A verbal deal is still a contract
There is a myth that without paperwork there's 'no contract' and therefore no obligations. The opposite is true: the moment a worker starts working for agreed pay, an employment contract exists — written or not — and every BCEA right attaches. The worker is owed at least R30.23 an hour, paid leave, proper notice and (over 24 hours a month) UIF, exactly as if you'd signed a document.
But the law requires writing anyway
Section 29 of the BCEA places a separate duty on the employer to supply written particulars of employment — the pay, hours, leave, duties and notice — at the start of employment. So relying on a verbal deal isn't a clever shortcut; it's a breach of that duty. The written contract doesn't 'create' the obligations (the verbal deal already did) — it records them, as the law says you must.
Why writing protects you most
Without a written record, a dispute becomes one person's word against the other's — over the agreed wage, the hours, who promised what leave, or the notice. At the CCMA, the absence of written particulars tends to count against the employer, who carried the legal duty to provide them. A clear written contract is the single best protection against an expensive, drawn-out disagreement.

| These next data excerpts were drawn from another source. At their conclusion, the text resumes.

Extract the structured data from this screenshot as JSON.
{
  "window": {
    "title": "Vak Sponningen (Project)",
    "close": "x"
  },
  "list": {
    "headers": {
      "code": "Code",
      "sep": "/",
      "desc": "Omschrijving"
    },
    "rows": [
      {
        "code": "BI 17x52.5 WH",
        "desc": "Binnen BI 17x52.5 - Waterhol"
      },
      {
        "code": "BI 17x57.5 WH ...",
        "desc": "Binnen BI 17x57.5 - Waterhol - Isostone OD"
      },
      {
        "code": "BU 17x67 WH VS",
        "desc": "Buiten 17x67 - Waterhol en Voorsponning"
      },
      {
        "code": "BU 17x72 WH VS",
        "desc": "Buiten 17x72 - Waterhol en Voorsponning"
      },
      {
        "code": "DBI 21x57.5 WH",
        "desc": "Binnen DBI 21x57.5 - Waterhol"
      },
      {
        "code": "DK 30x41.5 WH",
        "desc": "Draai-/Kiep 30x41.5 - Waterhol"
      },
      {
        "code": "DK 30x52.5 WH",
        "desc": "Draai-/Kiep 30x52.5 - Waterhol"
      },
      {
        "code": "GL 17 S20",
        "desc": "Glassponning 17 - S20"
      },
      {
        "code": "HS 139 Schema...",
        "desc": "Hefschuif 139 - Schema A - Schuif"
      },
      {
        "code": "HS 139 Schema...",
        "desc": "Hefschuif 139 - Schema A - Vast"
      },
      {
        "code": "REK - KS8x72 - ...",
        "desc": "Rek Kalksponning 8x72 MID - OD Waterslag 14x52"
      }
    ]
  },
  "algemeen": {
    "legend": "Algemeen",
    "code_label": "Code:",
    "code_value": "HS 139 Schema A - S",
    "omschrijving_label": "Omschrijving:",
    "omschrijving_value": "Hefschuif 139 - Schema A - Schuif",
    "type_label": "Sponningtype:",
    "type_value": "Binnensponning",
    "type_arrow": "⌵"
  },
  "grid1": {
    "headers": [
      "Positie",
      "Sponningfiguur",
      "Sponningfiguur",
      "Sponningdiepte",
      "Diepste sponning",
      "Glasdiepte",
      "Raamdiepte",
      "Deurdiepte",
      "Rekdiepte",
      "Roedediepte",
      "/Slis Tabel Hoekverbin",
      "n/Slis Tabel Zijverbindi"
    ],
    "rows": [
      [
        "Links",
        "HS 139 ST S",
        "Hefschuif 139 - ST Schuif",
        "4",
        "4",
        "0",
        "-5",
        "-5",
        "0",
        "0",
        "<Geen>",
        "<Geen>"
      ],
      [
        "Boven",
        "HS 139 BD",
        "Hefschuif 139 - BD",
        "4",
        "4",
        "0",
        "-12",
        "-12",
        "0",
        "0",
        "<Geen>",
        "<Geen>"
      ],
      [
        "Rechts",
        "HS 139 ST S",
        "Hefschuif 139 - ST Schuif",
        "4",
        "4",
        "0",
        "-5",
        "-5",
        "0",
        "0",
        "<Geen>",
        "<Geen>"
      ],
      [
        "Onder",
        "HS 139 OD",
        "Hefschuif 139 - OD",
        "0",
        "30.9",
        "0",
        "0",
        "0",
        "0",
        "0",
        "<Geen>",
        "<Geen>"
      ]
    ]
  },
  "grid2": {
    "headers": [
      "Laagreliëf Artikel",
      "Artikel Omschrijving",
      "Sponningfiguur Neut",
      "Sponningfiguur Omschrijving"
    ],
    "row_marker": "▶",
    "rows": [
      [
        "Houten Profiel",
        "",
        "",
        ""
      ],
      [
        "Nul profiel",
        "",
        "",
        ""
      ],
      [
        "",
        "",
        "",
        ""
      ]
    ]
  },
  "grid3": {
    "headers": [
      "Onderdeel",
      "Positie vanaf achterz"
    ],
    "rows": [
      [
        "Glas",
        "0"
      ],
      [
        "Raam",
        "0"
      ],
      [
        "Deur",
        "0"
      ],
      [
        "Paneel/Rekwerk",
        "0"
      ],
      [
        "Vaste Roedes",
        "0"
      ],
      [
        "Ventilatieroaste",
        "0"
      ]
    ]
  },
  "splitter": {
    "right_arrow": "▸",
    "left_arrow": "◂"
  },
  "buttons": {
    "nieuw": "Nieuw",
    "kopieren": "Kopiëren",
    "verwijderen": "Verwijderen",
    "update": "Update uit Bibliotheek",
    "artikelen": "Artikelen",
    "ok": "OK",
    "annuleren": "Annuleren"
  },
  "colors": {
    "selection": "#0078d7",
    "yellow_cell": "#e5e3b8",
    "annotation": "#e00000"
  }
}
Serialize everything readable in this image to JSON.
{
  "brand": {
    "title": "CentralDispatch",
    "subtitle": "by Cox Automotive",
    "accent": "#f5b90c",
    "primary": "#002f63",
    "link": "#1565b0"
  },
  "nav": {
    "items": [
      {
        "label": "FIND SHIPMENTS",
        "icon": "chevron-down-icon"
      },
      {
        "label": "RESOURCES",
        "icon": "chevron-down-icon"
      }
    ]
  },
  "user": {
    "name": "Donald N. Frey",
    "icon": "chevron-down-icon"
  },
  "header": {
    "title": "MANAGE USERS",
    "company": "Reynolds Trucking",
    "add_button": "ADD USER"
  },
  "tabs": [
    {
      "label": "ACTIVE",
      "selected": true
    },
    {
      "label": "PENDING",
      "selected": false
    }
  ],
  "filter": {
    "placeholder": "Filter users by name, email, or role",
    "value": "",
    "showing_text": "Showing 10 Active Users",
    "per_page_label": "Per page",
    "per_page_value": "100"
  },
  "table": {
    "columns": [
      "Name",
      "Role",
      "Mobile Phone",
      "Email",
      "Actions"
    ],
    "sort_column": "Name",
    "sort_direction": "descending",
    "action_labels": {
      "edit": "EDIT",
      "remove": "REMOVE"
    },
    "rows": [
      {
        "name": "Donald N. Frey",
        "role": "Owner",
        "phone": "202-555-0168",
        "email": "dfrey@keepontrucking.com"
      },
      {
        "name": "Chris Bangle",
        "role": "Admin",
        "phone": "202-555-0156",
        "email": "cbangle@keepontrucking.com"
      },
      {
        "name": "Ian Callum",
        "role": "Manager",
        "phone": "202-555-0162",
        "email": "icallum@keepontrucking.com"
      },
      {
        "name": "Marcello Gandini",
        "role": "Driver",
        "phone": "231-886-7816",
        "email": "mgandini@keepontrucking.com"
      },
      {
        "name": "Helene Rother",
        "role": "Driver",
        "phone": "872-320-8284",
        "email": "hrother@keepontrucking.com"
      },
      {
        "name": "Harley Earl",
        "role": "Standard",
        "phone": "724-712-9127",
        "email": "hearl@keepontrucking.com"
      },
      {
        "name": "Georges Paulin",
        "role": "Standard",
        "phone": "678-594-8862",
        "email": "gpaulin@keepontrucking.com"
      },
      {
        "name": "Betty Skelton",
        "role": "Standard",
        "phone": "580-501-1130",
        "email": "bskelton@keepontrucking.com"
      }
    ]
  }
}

Turning a verbal arrangement into a written one
If you've been employing someone on a handshake, you don't have to start over — just put the existing terms in writing now. Set out the wage, hours, days, duties, leave and notice you already agreed, give the worker a copy, and keep one. Our free contract tool produces a compliant document in minutes. Doing this protects both sides and brings you into line with section 29.